Nossa editora Patrícia Zaidan discute o amor em tempos digitais – mais instigante, ele ganha novos contornos, se amplia, traz diferentes sensações e nos torna pessoas mais ecléticas e adaptáveis

Por Patrícia Zaidan Materia seguir SEGUIR Materia seguir SEGUINDO
Atualizado em 28 out 2016, 01h53 - Publicado em 21 jan 2016, 14h20

O amor erótico está mudando. É vida in progress. O jeito que você amou dez ou cinco anos atrás não existe mais. A explicação é simples: você não é a mesma pessoa sob a influência das redes sociais. Hoje, pensa, trabalha, estuda, compra e gosta de modo diferente de quando não estava 100% incluída no digital. As características da internet se introjetaram; como ela, nos tornamos mais voláteis, instantâneos e um pouco dúbios também. Saltou da web para a rotina presencial um falar mais assertivo, corajoso, espontâneo, um discutir sobre tudo. Até o corpo foi transformado pela tecnologia e pela cultura de transgressão das coisas – entre elas a paixão. Temos, agora, um pós-corpo acrescido de componentes não-humanos, que participa de um circuito integrado de dados e imagens. Somos a mescla de chips de silício e tecidos orgânicos, bits de informação e bits de carne e osso, como menciona a paulista Lucia Santaella, papisa da semiótica, no livro Linguagens Líquidas na Era da Mobilidade. É fato: trocamos de roupa e de humor sem “desplugar” da mão o smartphone, membro de extensão dos olhos, dos pés, do cérebro e do coração.

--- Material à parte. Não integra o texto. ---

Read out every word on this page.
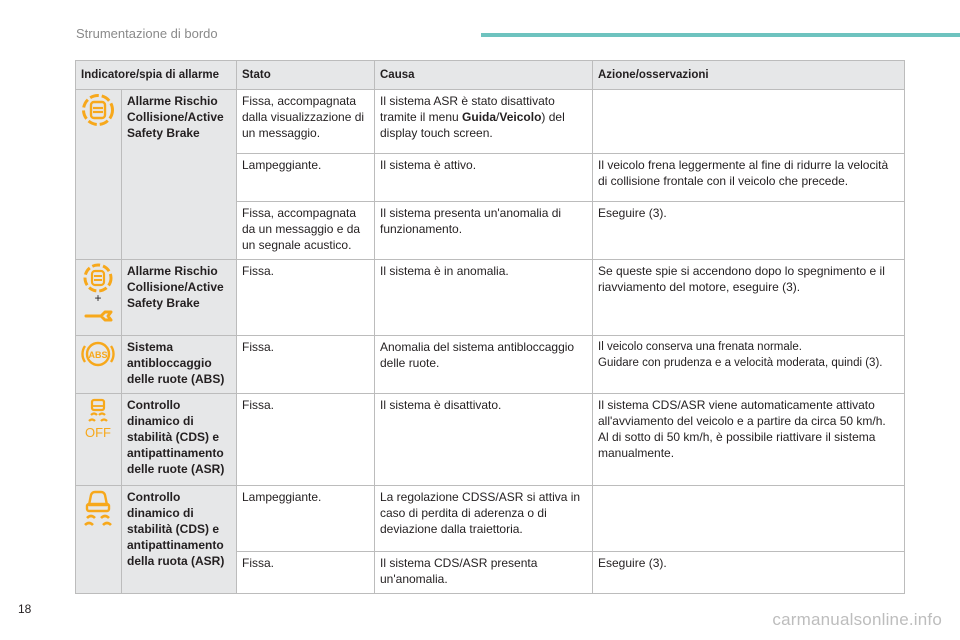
Strumentazione di bordo
Indicatore/spia di allarme		Stato	Causa	Azione/osservazioni
	Allarme Rischio Collisione/Active Safety Brake	Fissa, accompagnata dalla visualizzazione di un messaggio.	Il sistema ASR è stato disattivato tramite il menu Guida/Veicolo) del display touch screen.	
		Lampeggiante.	Il sistema è attivo.	Il veicolo frena leggermente al fine di ridurre la velocità di collisione frontale con il veicolo che precede.
		Fissa, accompagnata da un messaggio e da un segnale acustico.	Il sistema presenta un'anomalia di funzionamento.	Eseguire (3).

+	Allarme Rischio Collisione/Active Safety Brake	Fissa.	Il sistema è in anomalia.	Se queste spie si accendono dopo lo spegnimento e il riavviamento del motore, eseguire (3).

ABS	Sistema antibloccaggio delle ruote (ABS)	Fissa.	Anomalia del sistema antibloccaggio delle ruote.	Il veicolo conserva una frenata normale.
Guidare con prudenza e a velocità moderata, quindi (3).

OFF	Controllo dinamico di stabilità (CDS) e antipattinamento delle ruote (ASR)	Fissa.	Il sistema è disattivato.	Il sistema CDS/ASR viene automaticamente attivato all'avviamento del veicolo e a partire da circa 50 km/h.
Al di sotto di 50 km/h, è possibile riattivare il sistema manualmente.

	Controllo dinamico di stabilità (CDS) e antipattinamento della ruota (ASR)	Lampeggiante.	La regolazione CDSS/ASR si attiva in caso di perdita di aderenza o di deviazione dalla traiettoria.	
		Fissa.	Il sistema CDS/ASR presenta un'anomalia.	Eseguire (3).
18
carmanualsonline.info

A ideia do homem ampliado, do ser híbrido, não é nova. A filósofa, bióloga e feminista americana Donna Haraway criou em 1985 o Manifesto Ciborgue, que, simplificando, mostra a bagunça entre as fronteiras, que eram tão bem definidas no passado. Orgânico e inorgânico estão juntos, bicho e gente idem, o instinto livre e o controle dele se entrelaçam. Com o Ciborgue, metáfora retirada da ficção científica, Haraway questiona sobretudo a identidade de gênero. E está certa: o que são um homem e uma mulher, senão um modelo ensinado pela tradição? Santaella, com 40 livros publicados, clareia o conceito dizendo que “reivindicar a existência de corpos pós-humanos significa deslocar, tirar do lugar as velhas identidades e orientações hierárquicas, patriarcais, centradas em valores masculinos”. Ótimo! Isso quer dizer que o nosso pós-corpo quer amar mais, de um jeito fluido, com o tato, o paladar, o olfato, a visão e a audição tonificados e multiplicados. Ainda gostamos muito de abraçar, beijar, passar a língua, sugar, mas os sentidos deixam de ser cinco. Na interação em rede eles sobem para sete, oito, dez – depende de cada um. Podem-se exercitar intuição, teletransporte, telepresença, telepatia, pressentimento… Todos permeados pelo desejo. Se trocamos com os outros e outras na biosfera maquínica é, exclusivamente, porque queremos.

VALORES PÓS-TUDO

Ainda estamos aprendendo a conviver nesse universo recente, onde os valores se recodificam. Alguns deles:

Privacidade. Continua a existir, mas vem com um dosador. Decidimos quanto dar de intimidade, para quem e até que ponto revelamos os episódios protagonizados, os que fragilizam ou inflam o nosso ego. Freud, se vivesse na efervescência atual, aprofundaria seus estudos sobre o narcisismo.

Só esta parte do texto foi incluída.